Friday, February 26, 2010

Getting Caught Reading...

One of our teachers at Somers Elementary School encouraged fellow colleagues to "get caught reading..." as part of our Read Across America celebration. My fondest memories of reading as a child were the hours I spent snuggling beside my mom on the couch. My poor mother did everything she could, being the passionate reader and librarian of 35 years, to encourage me to stay focused on a book. I, however, would not be tempted until the joy and fruits of her labor finally hit me decades later. Looking back, I'm sure my teachers told her that I was a struggling reader...a child who was just as content to be running around outside with my friends after school...then sitting with a book.

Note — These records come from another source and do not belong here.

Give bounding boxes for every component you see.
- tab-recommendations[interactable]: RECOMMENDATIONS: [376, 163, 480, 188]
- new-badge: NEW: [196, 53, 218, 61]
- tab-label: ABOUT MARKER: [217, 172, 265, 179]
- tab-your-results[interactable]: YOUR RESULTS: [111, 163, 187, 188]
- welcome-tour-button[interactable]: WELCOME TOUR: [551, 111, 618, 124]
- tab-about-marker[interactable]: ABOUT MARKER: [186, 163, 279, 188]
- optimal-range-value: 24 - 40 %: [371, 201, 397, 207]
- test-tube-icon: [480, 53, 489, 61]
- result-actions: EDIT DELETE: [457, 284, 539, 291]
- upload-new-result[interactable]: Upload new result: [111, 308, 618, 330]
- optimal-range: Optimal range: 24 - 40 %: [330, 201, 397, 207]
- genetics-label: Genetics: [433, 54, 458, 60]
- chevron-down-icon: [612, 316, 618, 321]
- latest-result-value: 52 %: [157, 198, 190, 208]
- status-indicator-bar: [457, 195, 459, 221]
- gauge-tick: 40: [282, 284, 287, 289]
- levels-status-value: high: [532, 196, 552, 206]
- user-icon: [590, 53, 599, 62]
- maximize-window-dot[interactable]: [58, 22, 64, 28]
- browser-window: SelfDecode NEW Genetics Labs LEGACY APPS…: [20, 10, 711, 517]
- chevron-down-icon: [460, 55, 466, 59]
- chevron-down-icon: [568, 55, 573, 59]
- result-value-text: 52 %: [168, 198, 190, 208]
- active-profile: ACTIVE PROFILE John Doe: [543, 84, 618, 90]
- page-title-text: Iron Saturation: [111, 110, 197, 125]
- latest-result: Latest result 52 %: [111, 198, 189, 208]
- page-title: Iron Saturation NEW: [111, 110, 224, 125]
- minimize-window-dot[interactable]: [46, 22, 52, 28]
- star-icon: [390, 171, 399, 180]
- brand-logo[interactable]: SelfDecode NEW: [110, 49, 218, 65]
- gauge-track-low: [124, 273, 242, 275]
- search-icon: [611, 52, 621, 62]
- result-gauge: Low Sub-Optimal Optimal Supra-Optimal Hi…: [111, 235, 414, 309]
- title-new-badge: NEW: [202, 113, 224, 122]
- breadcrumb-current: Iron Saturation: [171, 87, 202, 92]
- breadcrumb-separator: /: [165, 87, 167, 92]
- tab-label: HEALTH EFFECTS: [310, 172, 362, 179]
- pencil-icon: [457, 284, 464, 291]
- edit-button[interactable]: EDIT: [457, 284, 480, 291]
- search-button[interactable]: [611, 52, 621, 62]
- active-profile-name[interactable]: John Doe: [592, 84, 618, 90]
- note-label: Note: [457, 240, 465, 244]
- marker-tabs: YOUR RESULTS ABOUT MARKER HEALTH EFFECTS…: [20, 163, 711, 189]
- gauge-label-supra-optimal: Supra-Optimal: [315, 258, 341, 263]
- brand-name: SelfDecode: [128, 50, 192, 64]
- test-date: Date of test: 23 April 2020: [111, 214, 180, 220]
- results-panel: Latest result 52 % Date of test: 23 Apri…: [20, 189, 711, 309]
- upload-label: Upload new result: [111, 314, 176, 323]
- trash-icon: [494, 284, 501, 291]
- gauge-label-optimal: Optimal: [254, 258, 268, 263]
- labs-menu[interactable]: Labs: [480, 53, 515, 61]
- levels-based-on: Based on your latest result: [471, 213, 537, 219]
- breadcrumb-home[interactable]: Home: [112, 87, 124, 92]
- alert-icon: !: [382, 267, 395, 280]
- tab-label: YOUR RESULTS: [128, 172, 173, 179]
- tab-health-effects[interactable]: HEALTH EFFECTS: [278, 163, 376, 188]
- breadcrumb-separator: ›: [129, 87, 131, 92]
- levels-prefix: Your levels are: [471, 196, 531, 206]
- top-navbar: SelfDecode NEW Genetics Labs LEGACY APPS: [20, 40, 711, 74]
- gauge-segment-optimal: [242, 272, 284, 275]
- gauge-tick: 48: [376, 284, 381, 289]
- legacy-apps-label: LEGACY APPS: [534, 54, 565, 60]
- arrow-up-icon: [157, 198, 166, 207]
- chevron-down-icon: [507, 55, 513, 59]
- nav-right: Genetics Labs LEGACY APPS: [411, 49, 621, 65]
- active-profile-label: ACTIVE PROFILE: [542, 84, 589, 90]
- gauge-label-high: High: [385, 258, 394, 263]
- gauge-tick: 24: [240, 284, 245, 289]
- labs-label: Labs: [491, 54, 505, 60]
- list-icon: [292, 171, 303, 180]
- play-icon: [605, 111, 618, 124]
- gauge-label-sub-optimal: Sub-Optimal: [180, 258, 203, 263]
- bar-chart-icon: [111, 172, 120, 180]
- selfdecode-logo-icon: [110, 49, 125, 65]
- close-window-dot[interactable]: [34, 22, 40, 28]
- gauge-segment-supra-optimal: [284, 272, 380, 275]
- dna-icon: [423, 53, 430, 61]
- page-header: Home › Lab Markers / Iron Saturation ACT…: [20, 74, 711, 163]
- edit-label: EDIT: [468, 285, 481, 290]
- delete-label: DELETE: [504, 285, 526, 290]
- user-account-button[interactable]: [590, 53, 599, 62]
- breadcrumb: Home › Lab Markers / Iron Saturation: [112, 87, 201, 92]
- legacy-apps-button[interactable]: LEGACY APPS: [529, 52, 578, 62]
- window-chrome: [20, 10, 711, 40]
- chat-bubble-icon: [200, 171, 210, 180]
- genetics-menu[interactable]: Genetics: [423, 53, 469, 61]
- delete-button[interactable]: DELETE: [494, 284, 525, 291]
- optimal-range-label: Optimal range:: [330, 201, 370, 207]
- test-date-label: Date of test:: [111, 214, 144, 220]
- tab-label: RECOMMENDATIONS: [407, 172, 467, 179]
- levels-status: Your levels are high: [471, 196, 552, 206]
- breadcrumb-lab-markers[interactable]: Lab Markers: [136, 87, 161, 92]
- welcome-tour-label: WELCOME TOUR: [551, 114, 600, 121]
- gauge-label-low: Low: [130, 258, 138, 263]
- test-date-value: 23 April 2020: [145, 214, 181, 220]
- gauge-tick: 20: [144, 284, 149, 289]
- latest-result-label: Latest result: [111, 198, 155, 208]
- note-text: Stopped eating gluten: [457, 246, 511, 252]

Now, as a fourth grade teacher, the tables have turned. The question and challenge continues; "How do we encourage and foster an interest in reading for young adults?" After working with 8-12 year olds for the past several years, I believe it all starts with enthusiasm. I believe we need to share our love for the written word with sincere, and heartfelt passion. Share passages from your favorite books, and talk about them as if they are characters that live in your neighborhood. Your enthusiasm will be contagious and your seeds will, like my mom's, someday bear fruit.
What am I reading now? A few children's books that are beautifully illustrated, JANUARY'S SPARROW, by Patricia Palacco...14 COWS FOR AMERICA, by Cameren Agra Deedy, Illustrated by Thomas Gonzalez. Also a few that I've managed to dip in an out of each evening; MEASURE TWICE, CUT ONCE, by Norm Abram, A LONG WAY GONE, by Ishmael Beah, THE SECRET LIFE OF BEES, by Sue Monk Kidd, and TRUE COMPASS, a memoir by Edward Kennedy, and finally Nathaniel Philbrick's MAYFLOWER.

Sunday, February 7, 2010

Used Books... Bring Back Old Memories

I made my yearly pilgrimage to the Mansfield Public Library in Storrs yesterday. Just off the University of Connecticut's campus, the Friends of the Mansfield Library create quite the buzz around southern New England with their semi-annual used book sale. I was fortunate to arrive early and keen enough to realize volunteers were handing out tickets; and at number 26, I was optimistic that I could land a handful of classics and perhaps locate a few recently released best selling novels. However, by the time the doors opened at 9:00 A.M., I was no match for the "Amazon-hounds" that poured through the door, bar-code readers in hand, grabbing anything and everything.
I'm all for the free-market and capitalism, but the last thing I wanted was to jostle for position to buy a used copy of The Secret Life of Bees.

One bright spot, however, was when I overheard a conversation at the breakfast counter, set with blueberry muffins, friendship breads, and your choice of either "Starbuck's coffee" (I'm a Hills Brothers man myself). Even though I had never met the gentleman, I knew I had a connection. Second box of books in hand, I stumbled over to the card table where the two cashiers sat, bundled in quilts near the exit. The man stood just over six feet and with his southern accent and hometown wit, worked the crowd like an auctioneer. "Your first name wouldn't be Sam?" I asked." And before he could answer, a man beside him assured me he was Sam. "Sam Pickering?" I followed up, hoping I hadn't just met any ole Sam.
I went on to introduce myself, and without pause Mr. Pickering said, "thee Mark Maciolek that Francelia Butler always talked about? Francelia spoke very highly of you."

Sam, you made my day... bringing back memories of a dear friend, Dr. Francelia Butler.
(Dr. Butler, above, is shown in this 1985 photo with Walter Cronkite.) You will never know how much those words "she spoke very highly of you..."meant to me yesterday, for 12 years have gone by since her passing. Like Francelia and Sam, I too teach... often swimming up stream. Over the years I realized Francelia had never learned I went back to get my teacher certification, and that she was the inspiration for so many things that I have accomplished.

Sam, you not only brought back fond memories, but lessons learned years ago, that I need to be reminded of now. Thank you.... and by the way, that used book I had bought of yours...the one I couldn't remember... {AUTUMN SPRING}... I love it.